In [3]:
import pandas as pd
from databricks import sql 
from multiprocessing import Pool
import time

In [2]:

def execute_with_retries(cursor, query, max_retries=5, delay=5):
    retries = 0
    while retries < max_retries:
        try:
            cursor.execute(query)
            return
        except sql.exc.RequestError as e:
            error_message = str(e)
            print(f"Query failed (Attempt {retries+1}/{max_retries}): {error_message}")  
            
            if "429" in error_message or "503" in error_message:  # Rate limit or service unavailable
                retries += 1
                time.sleep(delay)
            else:
                raise
    
    raise Exception(f"Max retries exceeded for query execution. Last error: {error_message}")
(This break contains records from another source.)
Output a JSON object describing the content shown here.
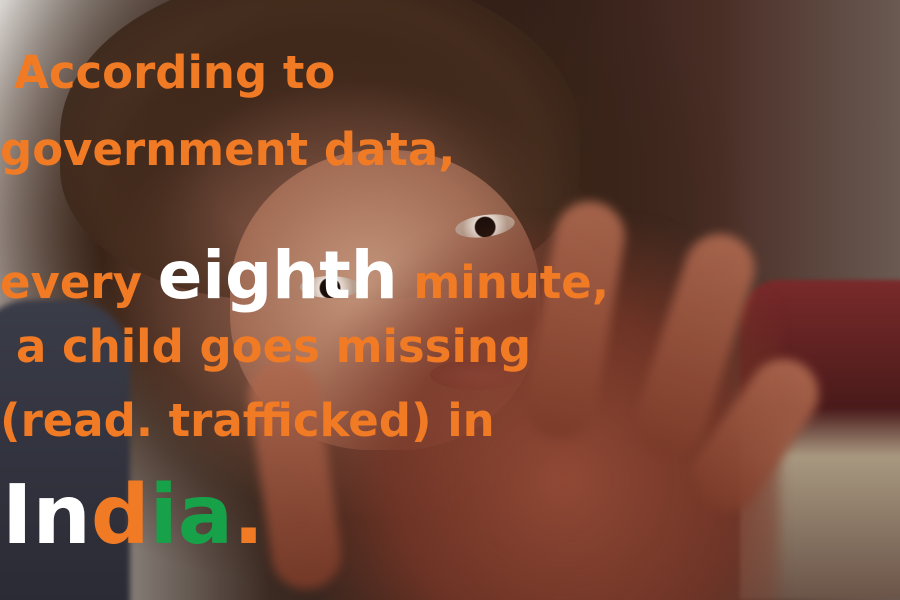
{
  "caption": {
    "line1": "According to",
    "line2": "government data,",
    "line3_before": "every ",
    "line3_emphasis": "eighth",
    "line3_after": " minute,",
    "line4": "a child goes missing",
    "line5": "(read. trafficked) in",
    "country_parts": [
      "In",
      "d",
      "ia",
      "."
    ]
  },
  "colors": {
    "text_orange": "#f17a25",
    "text_white": "#ffffff",
    "text_green": "#17a24a"
  }
}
def escape_sql_value(value):
    if value is None or str(value).strip().lower() in {"null", ""}:
        return "NULL"
    elif isinstance(value, (int, float)):  
        return str(value)  # Keep numbers unquoted
    else:
        value = str(value)  
        value = value.replace("'", "''").replace("\\", "\\\\").replace("\n", "\\n").replace("\r", "\\r").replace("\t", "\\t")
        return f"'{value}'"

def process_chunk(chunk_number, chunk, schema, table_name, connection_details):
    connection = sql.connect(**connection_details)
    cursor = connection.cursor()

    values_list = []
    for _, row in chunk.iterrows():
        values = [escape_sql_value(val) for val in row]
        values_list.append(f"({', '.join(values)})")

    if values_list:
        insert_query = f"""
        INSERT INTO {schema}.{table_name}
        VALUES {', '.join(values_list)}
        """
        execute_with_retries(cursor, insert_query)

    cursor.close()
    connection.close()

def upload_file_to_databricks(df, table_name, schema, chunk_size, num_processes):
    # Ensure all data is converted to strings and replace NaN with None
    df = df.where(pd.notnull(df), None)

    connection = sql.connect(**connection_details)
    cursor = connection.cursor()

    # Create table if it doesn't exist
    columns = [f"`{col}` STRING" for col in df.columns]
    create_table_query = f"""
        CREATE TABLE IF NOT EXISTS {schema}.{table_name} 
        USING delta 
        TBLPROPERTIES (
            'delta.columnMapping.mode' = 'name',
            'delta.minReaderVersion' = '2',
            'delta.minWriterVersion' = '5'
        )
        AS SELECT {', '.join([f"CAST(NULL AS STRING) AS `{col}`" for col in df.columns])} WHERE 1=0
    """
    execute_with_retries(cursor, create_table_query)
    
    cursor.close()
    connection.close()

    # Split data into chunks
    chunks = [df.iloc[i:i + chunk_size] for i in range(0, len(df), chunk_size)]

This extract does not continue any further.